Se invoca, en esencia, que superar la causa de disolución (existente desde 2016) era la finalidad aparente, siendo el verdadero y oculto fin diluir la mayoría accionarial de ICONOS, impidiéndole no solo suscribir acciones como socio, sino también como no socio debido a dicha limitación, contradictoria con la finalidad de ingresar fondos con la ampliación (18 millones). Añade que carece de relevancia que, finalmente, ni GÁLVEZ ni CORPORACIÓN, por sí o a través de otros, suscribieran capital en la ampliación, siendo la salida del Sr. Jesús María del Club en noviembre fruto de la presión social y deportiva, según es público y notorio, momento que aprovecharon los actuales administradores para participar en la ampliación en marcha

3.En la oposición al recurso, la SAD denuncia, en primer lugar, que la actora ha modificado sus argumentos en apelación, ya que lo mantenido en la instancia era que existía un plan fraudulento de no inscripción para permitir que CORPORACIÓN AUGUSTA adquiriera la mayoría del nuevo capital social, para después transmitirlo a GALVEZ BROTHERS XXI, sustituyendo así la fallida compraventa entre ambas mercantiles. En segundo lugar, rechaza el abuso de derecho por la necesidad de proceder a la ampliación de capital para superar la causa de disolución por pérdidas cualificadas. Y ,en tercer lugar, respecto de la limitación impuesta en la tercera fase de la ampliación, además de reseñar que la ausencia de limitación no garantiza un mayor éxito de la ampliación de capital y que la atomización del capital social se ha realizado en otros clubs de futbol (Eibar, Deportivo de la Coruña, Betis), indica que está vacía de contenido en cuanto a la forma en que se hizo o debió hacer por cuanto ha quedado probado que la misma ha obtenido el doble objetivo de que el club continúe la actividad y de que las últimas cuentas la sociedad no esté ya en causa de disolución.

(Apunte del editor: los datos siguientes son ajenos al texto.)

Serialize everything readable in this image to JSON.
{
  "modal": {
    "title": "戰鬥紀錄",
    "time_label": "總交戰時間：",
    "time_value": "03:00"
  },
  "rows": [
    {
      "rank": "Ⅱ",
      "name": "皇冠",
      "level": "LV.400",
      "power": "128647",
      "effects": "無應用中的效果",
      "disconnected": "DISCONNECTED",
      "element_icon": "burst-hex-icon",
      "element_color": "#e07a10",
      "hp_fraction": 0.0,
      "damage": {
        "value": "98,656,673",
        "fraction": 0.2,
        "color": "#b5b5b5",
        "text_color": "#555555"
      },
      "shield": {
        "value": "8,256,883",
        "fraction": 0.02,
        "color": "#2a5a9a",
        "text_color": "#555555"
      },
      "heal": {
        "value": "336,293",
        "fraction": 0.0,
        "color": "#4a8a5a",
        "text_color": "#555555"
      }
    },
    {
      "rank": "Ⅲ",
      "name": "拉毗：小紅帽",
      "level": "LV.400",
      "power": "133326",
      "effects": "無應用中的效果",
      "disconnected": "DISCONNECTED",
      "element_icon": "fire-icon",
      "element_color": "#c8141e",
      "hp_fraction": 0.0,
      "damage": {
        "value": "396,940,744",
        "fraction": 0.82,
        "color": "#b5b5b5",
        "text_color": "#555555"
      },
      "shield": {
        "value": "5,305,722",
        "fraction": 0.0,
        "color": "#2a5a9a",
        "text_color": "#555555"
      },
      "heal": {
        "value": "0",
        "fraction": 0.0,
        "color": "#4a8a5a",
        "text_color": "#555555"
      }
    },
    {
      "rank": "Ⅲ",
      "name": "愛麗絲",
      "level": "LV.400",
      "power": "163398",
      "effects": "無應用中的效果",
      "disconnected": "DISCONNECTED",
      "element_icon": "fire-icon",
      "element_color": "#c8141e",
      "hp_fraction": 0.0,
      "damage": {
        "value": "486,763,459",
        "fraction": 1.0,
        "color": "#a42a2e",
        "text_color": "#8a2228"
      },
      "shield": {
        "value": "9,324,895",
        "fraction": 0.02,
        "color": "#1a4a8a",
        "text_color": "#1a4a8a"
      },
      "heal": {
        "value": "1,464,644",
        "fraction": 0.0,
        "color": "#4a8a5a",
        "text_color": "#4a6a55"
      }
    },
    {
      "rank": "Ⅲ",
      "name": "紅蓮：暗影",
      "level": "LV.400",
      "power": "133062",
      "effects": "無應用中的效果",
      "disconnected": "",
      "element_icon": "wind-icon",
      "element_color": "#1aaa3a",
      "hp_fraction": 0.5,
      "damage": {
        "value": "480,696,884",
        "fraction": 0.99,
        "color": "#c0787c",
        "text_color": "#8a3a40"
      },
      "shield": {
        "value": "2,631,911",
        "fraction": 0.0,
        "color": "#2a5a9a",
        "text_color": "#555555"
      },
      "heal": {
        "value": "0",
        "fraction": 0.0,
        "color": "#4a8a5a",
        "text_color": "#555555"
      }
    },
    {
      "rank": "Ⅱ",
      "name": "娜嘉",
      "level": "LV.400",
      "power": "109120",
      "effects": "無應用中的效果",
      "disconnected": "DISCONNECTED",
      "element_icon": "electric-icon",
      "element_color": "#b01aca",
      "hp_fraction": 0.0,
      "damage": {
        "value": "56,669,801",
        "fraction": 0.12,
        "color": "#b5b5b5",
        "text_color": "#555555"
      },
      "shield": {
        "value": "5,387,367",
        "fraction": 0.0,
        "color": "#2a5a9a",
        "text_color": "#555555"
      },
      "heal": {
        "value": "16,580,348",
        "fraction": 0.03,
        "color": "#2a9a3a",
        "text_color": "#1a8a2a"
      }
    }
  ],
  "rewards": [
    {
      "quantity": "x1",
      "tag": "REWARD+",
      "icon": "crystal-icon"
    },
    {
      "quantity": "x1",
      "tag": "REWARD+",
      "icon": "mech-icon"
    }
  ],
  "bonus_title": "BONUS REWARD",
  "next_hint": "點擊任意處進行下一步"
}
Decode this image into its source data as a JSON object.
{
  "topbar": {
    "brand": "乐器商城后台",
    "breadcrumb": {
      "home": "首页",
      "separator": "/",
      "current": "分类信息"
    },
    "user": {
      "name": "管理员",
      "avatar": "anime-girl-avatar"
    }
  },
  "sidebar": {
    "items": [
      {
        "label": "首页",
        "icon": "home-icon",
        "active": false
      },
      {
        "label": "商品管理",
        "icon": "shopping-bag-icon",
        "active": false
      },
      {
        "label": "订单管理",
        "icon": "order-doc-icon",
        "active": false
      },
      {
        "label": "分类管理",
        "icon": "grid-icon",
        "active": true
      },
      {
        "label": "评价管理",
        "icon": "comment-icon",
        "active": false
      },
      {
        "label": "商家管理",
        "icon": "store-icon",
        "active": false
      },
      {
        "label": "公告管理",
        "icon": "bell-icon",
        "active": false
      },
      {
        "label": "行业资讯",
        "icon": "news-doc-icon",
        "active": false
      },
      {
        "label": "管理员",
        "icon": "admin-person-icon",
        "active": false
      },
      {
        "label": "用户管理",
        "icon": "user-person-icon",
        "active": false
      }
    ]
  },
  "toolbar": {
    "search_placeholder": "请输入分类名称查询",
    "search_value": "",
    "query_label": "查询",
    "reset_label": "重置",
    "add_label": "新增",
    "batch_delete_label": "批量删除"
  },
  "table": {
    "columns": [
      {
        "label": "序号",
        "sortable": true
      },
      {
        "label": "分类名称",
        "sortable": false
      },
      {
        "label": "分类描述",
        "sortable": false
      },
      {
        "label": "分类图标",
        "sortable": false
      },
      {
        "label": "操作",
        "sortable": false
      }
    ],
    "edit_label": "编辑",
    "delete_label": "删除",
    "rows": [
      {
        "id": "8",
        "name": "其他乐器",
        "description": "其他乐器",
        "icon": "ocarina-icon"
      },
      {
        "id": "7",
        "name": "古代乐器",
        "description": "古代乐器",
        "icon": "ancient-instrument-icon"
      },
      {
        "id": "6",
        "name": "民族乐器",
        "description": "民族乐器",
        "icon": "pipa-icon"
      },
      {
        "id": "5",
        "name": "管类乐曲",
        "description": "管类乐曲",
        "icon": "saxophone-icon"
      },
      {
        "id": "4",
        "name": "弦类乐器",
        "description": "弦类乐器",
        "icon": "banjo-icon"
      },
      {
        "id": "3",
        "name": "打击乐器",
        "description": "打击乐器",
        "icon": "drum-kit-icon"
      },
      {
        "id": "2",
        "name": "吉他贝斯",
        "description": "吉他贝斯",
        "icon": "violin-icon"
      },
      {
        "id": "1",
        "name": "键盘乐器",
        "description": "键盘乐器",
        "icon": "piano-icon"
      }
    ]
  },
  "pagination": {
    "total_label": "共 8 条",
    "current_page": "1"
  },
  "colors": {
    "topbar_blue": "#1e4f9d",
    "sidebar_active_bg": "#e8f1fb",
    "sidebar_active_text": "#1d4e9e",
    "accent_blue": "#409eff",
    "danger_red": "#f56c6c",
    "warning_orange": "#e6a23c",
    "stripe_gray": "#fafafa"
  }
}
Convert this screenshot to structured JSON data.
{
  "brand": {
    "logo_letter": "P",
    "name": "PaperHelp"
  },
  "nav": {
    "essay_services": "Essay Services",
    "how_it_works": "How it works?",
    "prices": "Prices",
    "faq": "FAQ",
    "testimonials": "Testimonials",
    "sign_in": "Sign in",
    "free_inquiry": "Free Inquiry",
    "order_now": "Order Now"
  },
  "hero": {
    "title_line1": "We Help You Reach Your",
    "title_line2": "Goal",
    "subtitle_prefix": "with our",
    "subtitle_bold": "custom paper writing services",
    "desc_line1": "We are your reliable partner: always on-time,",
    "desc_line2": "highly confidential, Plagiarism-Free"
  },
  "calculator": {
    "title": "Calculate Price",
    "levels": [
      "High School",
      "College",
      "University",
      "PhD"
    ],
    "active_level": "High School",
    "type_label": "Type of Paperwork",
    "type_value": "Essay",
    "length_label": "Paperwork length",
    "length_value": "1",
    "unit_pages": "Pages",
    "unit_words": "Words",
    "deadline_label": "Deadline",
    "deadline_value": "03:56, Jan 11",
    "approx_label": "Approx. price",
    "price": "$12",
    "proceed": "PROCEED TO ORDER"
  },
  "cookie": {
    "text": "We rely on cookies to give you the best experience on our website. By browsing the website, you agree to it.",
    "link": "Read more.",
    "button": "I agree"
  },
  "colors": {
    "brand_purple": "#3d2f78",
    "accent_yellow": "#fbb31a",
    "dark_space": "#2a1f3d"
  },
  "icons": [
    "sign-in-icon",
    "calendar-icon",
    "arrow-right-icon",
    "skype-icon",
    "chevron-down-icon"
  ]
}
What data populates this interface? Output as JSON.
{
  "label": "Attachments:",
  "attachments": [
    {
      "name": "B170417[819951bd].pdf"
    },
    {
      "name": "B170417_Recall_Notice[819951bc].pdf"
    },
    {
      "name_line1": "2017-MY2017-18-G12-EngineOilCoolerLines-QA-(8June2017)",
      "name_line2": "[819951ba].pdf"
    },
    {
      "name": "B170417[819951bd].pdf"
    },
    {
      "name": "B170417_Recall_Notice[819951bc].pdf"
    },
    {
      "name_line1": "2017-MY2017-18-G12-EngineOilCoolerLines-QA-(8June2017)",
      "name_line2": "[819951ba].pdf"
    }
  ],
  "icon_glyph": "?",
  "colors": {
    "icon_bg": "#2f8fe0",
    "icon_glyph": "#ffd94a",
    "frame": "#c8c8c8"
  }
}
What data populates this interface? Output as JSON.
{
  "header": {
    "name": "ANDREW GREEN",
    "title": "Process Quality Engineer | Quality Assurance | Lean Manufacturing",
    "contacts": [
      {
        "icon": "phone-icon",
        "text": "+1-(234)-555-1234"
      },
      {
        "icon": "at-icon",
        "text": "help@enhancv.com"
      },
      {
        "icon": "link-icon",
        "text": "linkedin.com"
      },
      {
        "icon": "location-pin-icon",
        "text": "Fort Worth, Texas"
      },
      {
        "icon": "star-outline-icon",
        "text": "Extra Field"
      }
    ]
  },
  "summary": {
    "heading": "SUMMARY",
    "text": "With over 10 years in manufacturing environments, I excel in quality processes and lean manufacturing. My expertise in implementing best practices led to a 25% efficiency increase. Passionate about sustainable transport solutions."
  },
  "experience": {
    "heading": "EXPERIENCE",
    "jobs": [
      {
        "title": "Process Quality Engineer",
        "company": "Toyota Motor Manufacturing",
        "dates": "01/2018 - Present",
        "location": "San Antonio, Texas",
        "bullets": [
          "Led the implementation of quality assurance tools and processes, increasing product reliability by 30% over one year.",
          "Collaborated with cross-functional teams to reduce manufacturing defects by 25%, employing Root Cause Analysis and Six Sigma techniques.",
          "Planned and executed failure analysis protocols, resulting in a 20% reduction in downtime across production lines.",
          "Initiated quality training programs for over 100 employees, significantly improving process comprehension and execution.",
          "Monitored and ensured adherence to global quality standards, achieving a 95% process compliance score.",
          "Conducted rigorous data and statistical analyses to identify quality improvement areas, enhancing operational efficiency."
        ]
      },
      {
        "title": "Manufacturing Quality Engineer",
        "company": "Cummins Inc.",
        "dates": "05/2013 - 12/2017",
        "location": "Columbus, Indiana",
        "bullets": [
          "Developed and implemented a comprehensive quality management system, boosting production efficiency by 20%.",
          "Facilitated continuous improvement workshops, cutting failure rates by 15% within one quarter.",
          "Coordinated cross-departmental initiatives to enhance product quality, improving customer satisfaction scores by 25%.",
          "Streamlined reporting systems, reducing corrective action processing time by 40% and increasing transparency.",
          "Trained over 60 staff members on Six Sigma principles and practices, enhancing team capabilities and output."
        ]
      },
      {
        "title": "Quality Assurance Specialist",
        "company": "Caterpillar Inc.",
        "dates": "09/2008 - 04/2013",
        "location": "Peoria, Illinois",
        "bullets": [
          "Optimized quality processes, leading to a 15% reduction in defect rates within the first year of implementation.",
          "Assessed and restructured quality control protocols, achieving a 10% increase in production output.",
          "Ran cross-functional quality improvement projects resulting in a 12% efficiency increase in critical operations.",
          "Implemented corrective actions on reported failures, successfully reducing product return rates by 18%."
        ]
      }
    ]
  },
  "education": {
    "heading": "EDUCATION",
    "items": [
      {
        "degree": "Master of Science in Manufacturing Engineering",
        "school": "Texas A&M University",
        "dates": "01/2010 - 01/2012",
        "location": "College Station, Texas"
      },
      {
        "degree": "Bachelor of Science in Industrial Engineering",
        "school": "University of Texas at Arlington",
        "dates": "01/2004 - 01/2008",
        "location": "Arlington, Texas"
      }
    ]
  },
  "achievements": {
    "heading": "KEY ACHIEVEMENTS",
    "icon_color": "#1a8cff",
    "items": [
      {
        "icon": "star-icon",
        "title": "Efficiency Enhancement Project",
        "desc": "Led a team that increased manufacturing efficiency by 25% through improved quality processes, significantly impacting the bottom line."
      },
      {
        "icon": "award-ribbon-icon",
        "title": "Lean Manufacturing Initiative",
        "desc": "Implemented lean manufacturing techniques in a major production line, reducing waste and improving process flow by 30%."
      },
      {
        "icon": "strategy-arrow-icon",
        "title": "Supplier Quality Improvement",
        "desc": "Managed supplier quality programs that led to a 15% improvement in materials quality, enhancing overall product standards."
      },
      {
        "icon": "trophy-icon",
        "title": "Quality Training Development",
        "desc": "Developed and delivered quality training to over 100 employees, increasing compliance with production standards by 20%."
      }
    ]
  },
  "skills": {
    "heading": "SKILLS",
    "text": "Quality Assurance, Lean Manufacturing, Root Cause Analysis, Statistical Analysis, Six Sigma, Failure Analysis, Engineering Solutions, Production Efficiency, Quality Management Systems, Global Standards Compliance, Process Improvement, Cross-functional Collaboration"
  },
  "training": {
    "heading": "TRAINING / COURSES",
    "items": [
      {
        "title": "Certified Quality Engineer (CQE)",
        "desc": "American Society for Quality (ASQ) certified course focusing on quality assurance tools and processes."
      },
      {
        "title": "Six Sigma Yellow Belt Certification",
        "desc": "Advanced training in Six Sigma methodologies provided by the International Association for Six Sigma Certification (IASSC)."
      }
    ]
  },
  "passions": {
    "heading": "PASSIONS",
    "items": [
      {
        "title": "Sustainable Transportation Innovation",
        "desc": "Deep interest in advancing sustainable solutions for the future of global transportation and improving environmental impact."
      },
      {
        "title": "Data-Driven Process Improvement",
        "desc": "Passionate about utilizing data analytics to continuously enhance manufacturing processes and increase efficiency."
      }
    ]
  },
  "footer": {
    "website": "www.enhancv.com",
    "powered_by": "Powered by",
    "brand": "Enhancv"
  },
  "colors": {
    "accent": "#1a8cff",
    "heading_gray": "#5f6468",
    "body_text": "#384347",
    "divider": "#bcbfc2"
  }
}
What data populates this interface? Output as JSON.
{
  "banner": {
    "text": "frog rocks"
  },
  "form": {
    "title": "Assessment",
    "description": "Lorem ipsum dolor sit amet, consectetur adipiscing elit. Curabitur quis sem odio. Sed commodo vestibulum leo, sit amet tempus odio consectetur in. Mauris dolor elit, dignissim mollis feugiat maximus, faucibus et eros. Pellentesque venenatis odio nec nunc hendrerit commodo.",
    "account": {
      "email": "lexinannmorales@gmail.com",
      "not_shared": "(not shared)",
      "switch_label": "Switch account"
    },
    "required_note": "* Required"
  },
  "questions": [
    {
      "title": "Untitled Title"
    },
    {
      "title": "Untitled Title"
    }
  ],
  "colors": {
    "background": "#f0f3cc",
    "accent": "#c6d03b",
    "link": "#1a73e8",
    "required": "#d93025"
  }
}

4. Para solventar el tema relativo a la legitimación, debemos partir del art 206.1, que en su parte relevante dice

«Para la impugnación de los acuerdos sociales están legitimados cualquiera de los administradores, los terceros que acrediten un interés legítimo y los socios que hubieran adquirido tal condición antes de la adopción del acuerdo, siempre que representen, individual o conjuntamente, al menos el uno por ciento del capital»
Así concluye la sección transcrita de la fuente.